Caesar: Cicero, I agree that we must execute the poena ultima, but should that really be interpreted as the  execution of these prisoners in this case?  I think that execution is far too lenient for these men.  They have upset the very foundation of our state and, if killed, will be punished only for a second – for the moment of death.  The Gods are wise and true, honorable men, but we have evolved past the ancient belief that men will truly suffer in the afterlife.  On the other hand, life imprisonment in various towns across Italy will force them to feel the effects of their unjust acts for the rest of their life, until old age offers them the solace and comfort of death.

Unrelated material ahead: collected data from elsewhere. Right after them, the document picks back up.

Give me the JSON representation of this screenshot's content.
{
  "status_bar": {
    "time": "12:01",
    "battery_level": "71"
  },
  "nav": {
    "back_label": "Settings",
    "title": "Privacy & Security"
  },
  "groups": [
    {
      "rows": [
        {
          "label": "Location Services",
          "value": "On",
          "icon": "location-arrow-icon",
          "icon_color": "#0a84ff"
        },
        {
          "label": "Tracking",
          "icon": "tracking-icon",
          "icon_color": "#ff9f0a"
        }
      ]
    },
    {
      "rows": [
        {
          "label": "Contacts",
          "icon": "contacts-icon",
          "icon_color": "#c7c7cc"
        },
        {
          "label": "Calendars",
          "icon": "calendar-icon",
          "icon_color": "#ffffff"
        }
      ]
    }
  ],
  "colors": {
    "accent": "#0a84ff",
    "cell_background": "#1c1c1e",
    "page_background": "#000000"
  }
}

Cato: I disagree whole-heartedly!  We must rid the earth of this scum!  These criminals deserve the
ultimate punishment, and how can there be a worse punishment than death?  How many of you would rather die than live out your life in another town in Italy?  None!  Why?  Because all of us know exactly what we would do in those towns!  Criminal or not, we would still be from Rome, we would still be famous, we would still be noble.  The town, whichever it may be, would smother us with praise and wealth.  Any one of us could live better as an exile in some Italian town than we do here now, as Senators in Rome!  We must execute the prisoners!

2nd Senator: Here here!!

Senator: Here here!!

Cicero:  Then it is agreed, the prisoners will be executed.

Scene III: The Mamertine Prison

Cicero leads the conspirators to the prison and as they reach center stage.  Cicero faces the prisoners.

Cicero: A trial will be too good for you!!

Cicero  and Senator 1 strangle each prisoner (Senator I puts his hands around 1 prisoner, the prisoner falls dead to the ground.  Cicero puts his hands around the second prisoner and he falls dead to the ground)

Cicero turns and  addresses the class.

Cicero (triumphantly): Amici!  Vixerunt!